Mas veio a ordem do imperador Hirohito para rendição do
Japão, e o que seria o gesto de
patriotismo, orgulho e heroísmo convertia-se em vergonha,
tristeza e raiva. Ele chora.
Quando soube que não completaria a missão, Fukuma pilotou o caça de volta para casa.
Antes, sobrevoou Hiroshima,
sua terra natal. "Vi uma coluna
de fumaça que pensava ser os
restos da "little boy" [nome dado pelos americanos à bomba
atômica]. A fuligem que cobria
a cidade eram os corpos sendo
cremados", lembra Fukuma,
que não perdeu ninguém da família porque o pai era oficial do
Exército e não estava com mulher e filhos na cidade. Ao chegar em casa, em vez de um abraço, Fukuma recebe uma bronca
da mãe. "Ela disse: "Seu sem-vergonha, por que voltou vivo?'". Aos 25 anos, o ex-piloto
passou a ter fastio, insônia e sofrer de descontentamento.
Em 1958, agora com mulher e
filho, teve a idéia de imigrar ao
Brasil. "Gostava de aventuras.
Queria mudar de vida e de lugar. Não quis ganhar dinheiro."
Mas não tinha a força de trabalho (o número mínimo de familiares) exigida pelo governo
brasileiro para trabalhar na roça.
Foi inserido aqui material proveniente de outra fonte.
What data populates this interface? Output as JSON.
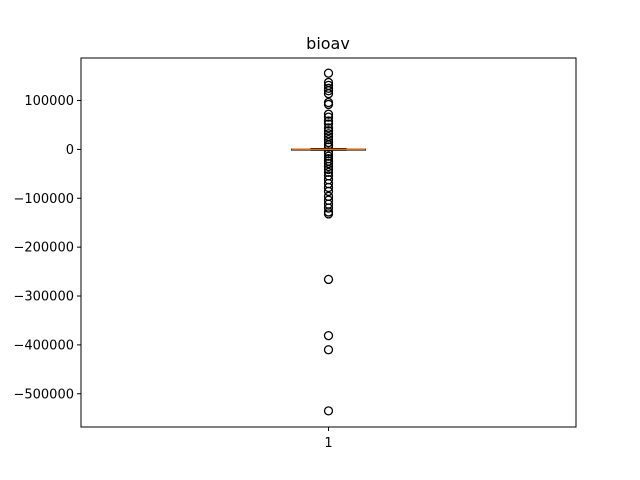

Veio no navio América Maru para Buenos Aires (foram 60
dias ao mar) e entrou clandestinamente no Brasil pela fronteira do Paraguai.
Refez a vida numa fábrica de
cerâmica na Lapa (zona oeste
de SP). Trabalhou no plantio de
verduras em Itapecerica da
Serra (Grande SP), foi operador
de cinema em Bastos (536 km
da capital paulista) e professor
de japonês na colônia de Dois
Irmãos, próxima de Campo
Grande. Lá, teve problemas
com o álcool. Melhor dizer:
com a cachaça, que bebia pura e
lhe trouxe danos ao fígado.
Até hoje não fala português.
Mulher e filho morreram. Ela
dormindo, ele de leucemia.
Mas pede para não falar sobre o
assunto, "que lhe dói a alma".
Interno num lar geriátrico de
Santos, Akira Fukuma é miúdo.
Pequeno no seu 1,60 m já curvo
e com 47 kg, ele grita para ouvir
a própria voz.
Acorda todos os dias às 4h,
varre o pátio, corta legumes para os colegas e anda 9 km pela
orla de Santos, onde é conhecido como "o velhinho que bate
tudo a pé". "No Japão, eu era
maratonista e fui sete vezes
campeão de esqui. As pessoas
adoecem porque não andam.
Meus colegas de quarto só sabem dormir", afirma.
Fukuma ganha um salário
mínimo de aposentadoria do
INSS, dos quais 80% vão para
manutenção do lar geriátrico.
Os 20% que restam ele gasta
com plantas e flores.
Ex-tenente, Fukuma diz que
ainda sabe pilotar o caça Zero e
tem vontade de voar. Mas nunca viajou em aviões modernos
como um Boeing ou um Airbus.
Nem nunca voltou ao Japão.
Ataques
A idéia de um ataque suicida
como estratégia militar é atribuída ao almirante japonês Takijiro Onishi. Não há registros
precisos, mas estima-se que entre 2.000 e 4.000 pilotos kamikazes morreram em ataques.